Key improvements in this version:

  1. We only open the file once and use defer file.Close() to ensure it's properly closed
  2. We use a single scanner to both count lines and get the character count
  3. We verify line length consistency (optional but good for data validation)
  4. We use file.Seek(0, 0) to reset the file position instead of reopening the file
  5. Error messages are more specific about where the error occurred
  6. Context cancellation is still properly handled

This removes the need for separate countLines and countCharacters functions.

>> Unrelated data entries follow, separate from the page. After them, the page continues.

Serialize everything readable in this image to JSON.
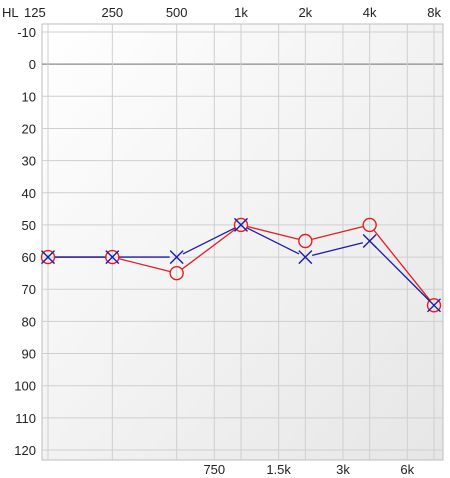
{
  "chart_data": {
    "type": "line",
    "title": "",
    "corner_label": "HL",
    "x_scale": "log",
    "top_ticks": [
      "125",
      "250",
      "500",
      "1k",
      "2k",
      "4k",
      "8k"
    ],
    "top_tick_values": [
      125,
      250,
      500,
      1000,
      2000,
      4000,
      8000
    ],
    "bottom_ticks": [
      "750",
      "1.5k",
      "3k",
      "6k"
    ],
    "bottom_tick_values": [
      750,
      1500,
      3000,
      6000
    ],
    "y_ticks": [
      "-10",
      "0",
      "10",
      "20",
      "30",
      "40",
      "50",
      "60",
      "70",
      "80",
      "90",
      "100",
      "110",
      "120"
    ],
    "y_tick_values": [
      -10,
      0,
      10,
      20,
      30,
      40,
      50,
      60,
      70,
      80,
      90,
      100,
      110,
      120
    ],
    "xlim": [
      125,
      8000
    ],
    "ylim": [
      -10,
      120
    ],
    "y_inverted": true,
    "grid": true,
    "reference_line_y": 0,
    "x": [
      125,
      250,
      500,
      1000,
      2000,
      4000,
      8000
    ],
    "series": [
      {
        "marker": "circle",
        "color": "#e02020",
        "values": [
          60,
          60,
          65,
          50,
          55,
          50,
          75
        ]
      },
      {
        "marker": "x",
        "color": "#1a1aa8",
        "values": [
          60,
          60,
          60,
          50,
          60,
          55,
          75
        ]
      }
    ]
  }
}
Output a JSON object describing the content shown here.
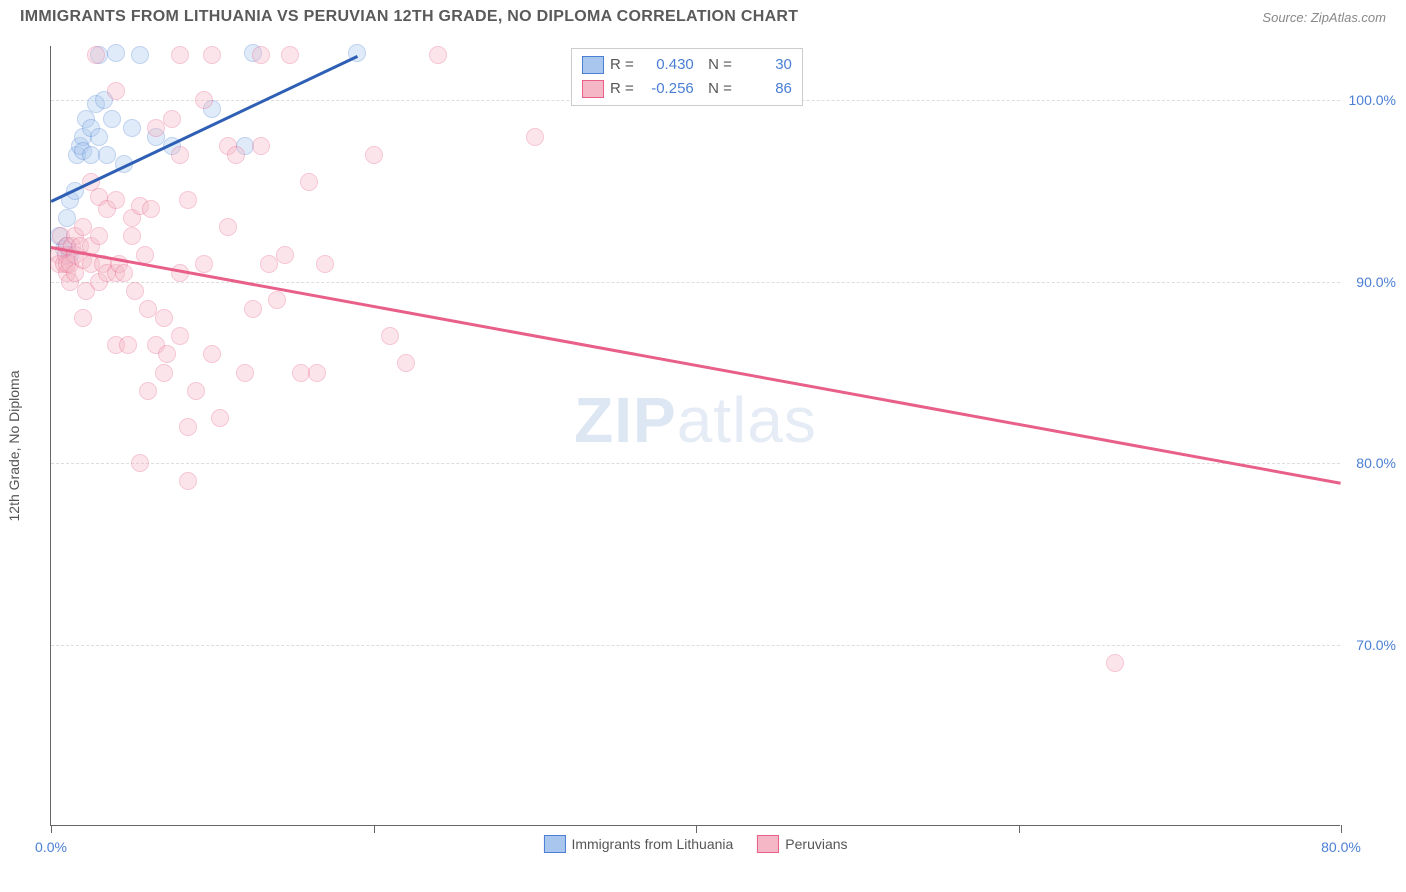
{
  "header": {
    "title": "IMMIGRANTS FROM LITHUANIA VS PERUVIAN 12TH GRADE, NO DIPLOMA CORRELATION CHART",
    "source_label": "Source:",
    "source_name": "ZipAtlas.com"
  },
  "chart": {
    "ylabel": "12th Grade, No Diploma",
    "xlim": [
      0,
      80
    ],
    "ylim": [
      60,
      103
    ],
    "yticks": [
      70,
      80,
      90,
      100
    ],
    "ytick_labels": [
      "70.0%",
      "80.0%",
      "90.0%",
      "100.0%"
    ],
    "xticks": [
      0,
      20,
      40,
      60,
      80
    ],
    "xtick_labels": [
      "0.0%",
      "",
      "",
      "",
      "80.0%"
    ],
    "background_color": "#ffffff",
    "grid_color": "#dddddd",
    "axis_color": "#666666",
    "tick_label_color": "#4a7fd4",
    "marker_radius": 9,
    "marker_opacity": 0.35,
    "watermark": {
      "text_bold": "ZIP",
      "text_light": "atlas",
      "color": "#e2e9f4"
    },
    "series": [
      {
        "name": "Immigrants from Lithuania",
        "color_fill": "#a9c7ee",
        "color_stroke": "#4a7fd4",
        "trend_color": "#2e5fb5",
        "R": "0.430",
        "N": "30",
        "trend": {
          "x1": 0,
          "y1": 94.5,
          "x2": 19,
          "y2": 102.5
        },
        "points": [
          [
            0.5,
            92.5
          ],
          [
            0.8,
            91.8
          ],
          [
            1,
            92
          ],
          [
            1,
            93.5
          ],
          [
            1.2,
            94.5
          ],
          [
            1.2,
            91.5
          ],
          [
            1.5,
            95
          ],
          [
            1.6,
            97
          ],
          [
            1.8,
            97.5
          ],
          [
            2,
            98
          ],
          [
            2,
            97.2
          ],
          [
            2.2,
            99
          ],
          [
            2.5,
            97
          ],
          [
            2.5,
            98.5
          ],
          [
            2.8,
            99.8
          ],
          [
            3,
            98
          ],
          [
            3,
            102.5
          ],
          [
            3.3,
            100
          ],
          [
            3.5,
            97
          ],
          [
            3.8,
            99
          ],
          [
            4,
            102.6
          ],
          [
            4.5,
            96.5
          ],
          [
            5,
            98.5
          ],
          [
            5.5,
            102.5
          ],
          [
            6.5,
            98
          ],
          [
            7.5,
            97.5
          ],
          [
            10,
            99.5
          ],
          [
            12,
            97.5
          ],
          [
            12.5,
            102.6
          ],
          [
            19,
            102.6
          ]
        ]
      },
      {
        "name": "Peruvians",
        "color_fill": "#f5b7c5",
        "color_stroke": "#e85f89",
        "trend_color": "#e85f89",
        "R": "-0.256",
        "N": "86",
        "trend": {
          "x1": 0,
          "y1": 92,
          "x2": 80,
          "y2": 79
        },
        "points": [
          [
            0.5,
            91.5
          ],
          [
            0.5,
            91
          ],
          [
            0.6,
            92.5
          ],
          [
            0.8,
            91
          ],
          [
            0.9,
            91.5
          ],
          [
            1,
            92
          ],
          [
            1,
            90.5
          ],
          [
            1,
            91
          ],
          [
            1.2,
            91
          ],
          [
            1.2,
            90
          ],
          [
            1.3,
            92
          ],
          [
            1.5,
            92.5
          ],
          [
            1.5,
            91.5
          ],
          [
            1.5,
            90.5
          ],
          [
            1.8,
            92
          ],
          [
            2,
            91.2
          ],
          [
            2,
            93
          ],
          [
            2,
            88
          ],
          [
            2.2,
            89.5
          ],
          [
            2.5,
            92
          ],
          [
            2.5,
            91
          ],
          [
            2.5,
            95.5
          ],
          [
            2.8,
            102.5
          ],
          [
            3,
            90
          ],
          [
            3,
            92.5
          ],
          [
            3,
            94.7
          ],
          [
            3.2,
            91
          ],
          [
            3.5,
            90.5
          ],
          [
            3.5,
            94
          ],
          [
            4,
            86.5
          ],
          [
            4,
            90.5
          ],
          [
            4,
            94.5
          ],
          [
            4,
            100.5
          ],
          [
            4.2,
            91
          ],
          [
            4.5,
            90.5
          ],
          [
            4.8,
            86.5
          ],
          [
            5,
            92.5
          ],
          [
            5,
            93.5
          ],
          [
            5.2,
            89.5
          ],
          [
            5.5,
            80
          ],
          [
            5.5,
            94.2
          ],
          [
            5.8,
            91.5
          ],
          [
            6,
            84
          ],
          [
            6,
            88.5
          ],
          [
            6.2,
            94
          ],
          [
            6.5,
            86.5
          ],
          [
            6.5,
            98.5
          ],
          [
            7,
            85
          ],
          [
            7,
            88
          ],
          [
            7.2,
            86
          ],
          [
            7.5,
            99
          ],
          [
            8,
            87
          ],
          [
            8,
            90.5
          ],
          [
            8,
            97
          ],
          [
            8,
            102.5
          ],
          [
            8.5,
            79
          ],
          [
            8.5,
            82
          ],
          [
            8.5,
            94.5
          ],
          [
            9,
            84
          ],
          [
            9.5,
            91
          ],
          [
            9.5,
            100
          ],
          [
            10,
            86
          ],
          [
            10,
            102.5
          ],
          [
            10.5,
            82.5
          ],
          [
            11,
            93
          ],
          [
            11,
            97.5
          ],
          [
            11.5,
            97
          ],
          [
            12,
            85
          ],
          [
            12.5,
            88.5
          ],
          [
            13,
            97.5
          ],
          [
            13,
            102.5
          ],
          [
            13.5,
            91
          ],
          [
            14,
            89
          ],
          [
            14.5,
            91.5
          ],
          [
            14.8,
            102.5
          ],
          [
            15.5,
            85
          ],
          [
            16,
            95.5
          ],
          [
            16.5,
            85
          ],
          [
            17,
            91
          ],
          [
            20,
            97
          ],
          [
            21,
            87
          ],
          [
            22,
            85.5
          ],
          [
            24,
            102.5
          ],
          [
            30,
            98
          ],
          [
            66,
            69
          ]
        ]
      }
    ],
    "legend_bottom": [
      {
        "label": "Immigrants from Lithuania",
        "fill": "#a9c7ee",
        "stroke": "#4a7fd4"
      },
      {
        "label": "Peruvians",
        "fill": "#f5b7c5",
        "stroke": "#e85f89"
      }
    ]
  }
}
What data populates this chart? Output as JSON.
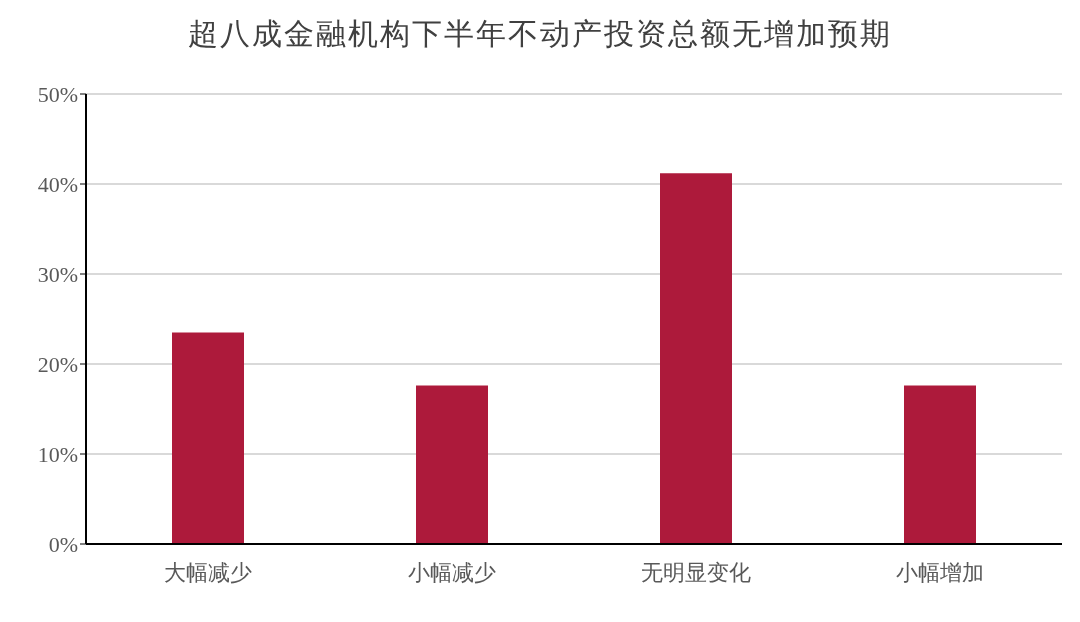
{
  "chart_data": {
    "type": "bar",
    "title": "超八成金融机构下半年不动产投资总额无增加预期",
    "categories": [
      "大幅减少",
      "小幅减少",
      "无明显变化",
      "小幅增加"
    ],
    "values": [
      23.5,
      17.6,
      41.2,
      17.6
    ],
    "color": "#ad1a3b",
    "ylim": [
      0,
      50
    ],
    "yticks": [
      {
        "value": 0,
        "label": "0%"
      },
      {
        "value": 10,
        "label": "10%"
      },
      {
        "value": 20,
        "label": "20%"
      },
      {
        "value": 30,
        "label": "30%"
      },
      {
        "value": 40,
        "label": "40%"
      },
      {
        "value": 50,
        "label": "50%"
      }
    ],
    "grid": "y"
  }
}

However, if those functions are used elsewhere in your codebase, you might want to keep them but modify createPuzzle to use this more efficient approach.

You could also make this even more memory efficient by using a single pass if you know the maximum possible dimensions in advance:

func createPuzzle(ctx context.Context, filename string) (*PuzzleProcessor, error) {
    file, err := os.Open(filename)
    if err != nil {
        return nil, fmt.Errorf("opening file: %w", err)
    }
    defer file.Close()

    // Create a scanner with a larger buffer if needed
    scanner := bufio.NewScanner(file)

    // Read first line to get width
    if !scanner.Scan() {
        if err := scanner.Err(); err != nil {
            return nil, fmt.Errorf("reading first line: %w", err)
        }
        return nil, fmt.Errorf("file is empty")
    }

    firstLine := scanner.Text()
    numChar := len(firstLine)

    // Pre-allocate with some reasonable capacity
    rows := make([][]string, 0, 1000) // Adjust capacity based on expected size

    // Process first line
    rows = append(rows, make([]string, numChar))
    for j, value := range firstLine {
        rows[0][j] = string(value)
    }

    // Process remaining lines
    for scanner.Scan() {
        select {
        case <-ctx.Done():
            return nil, ctx.Err()
        default:
            line := scanner.Text()
            if len(line) != numChar {
                return nil, fmt.Errorf("inconsistent line length at line %d", len(rows)+1)
            }

            newRow := make([]string, numChar)
            for j, value := range line {
                newRow[j] = string(value)
            }
            rows = append(rows, newRow)
        }
    }
    if err := scanner.Err(); err != nil {
        return nil, fmt.Errorf("scanning file: %w", err)
    }

    return &PuzzleProcessor{
        data: rows,
        rows: len(rows),
        cols: numChar,
    }, nil
}

This single-pass version:

  1. Only reads the file once
  2. Dynamically grows the slice as needed
  3. Still maintains all error checking and context cancellation
  4. Might use less memory since we don't need to pre-allocate the full size

Choose the version that best fits your needs based on whether you know the maximum size in advance and your performance requirements.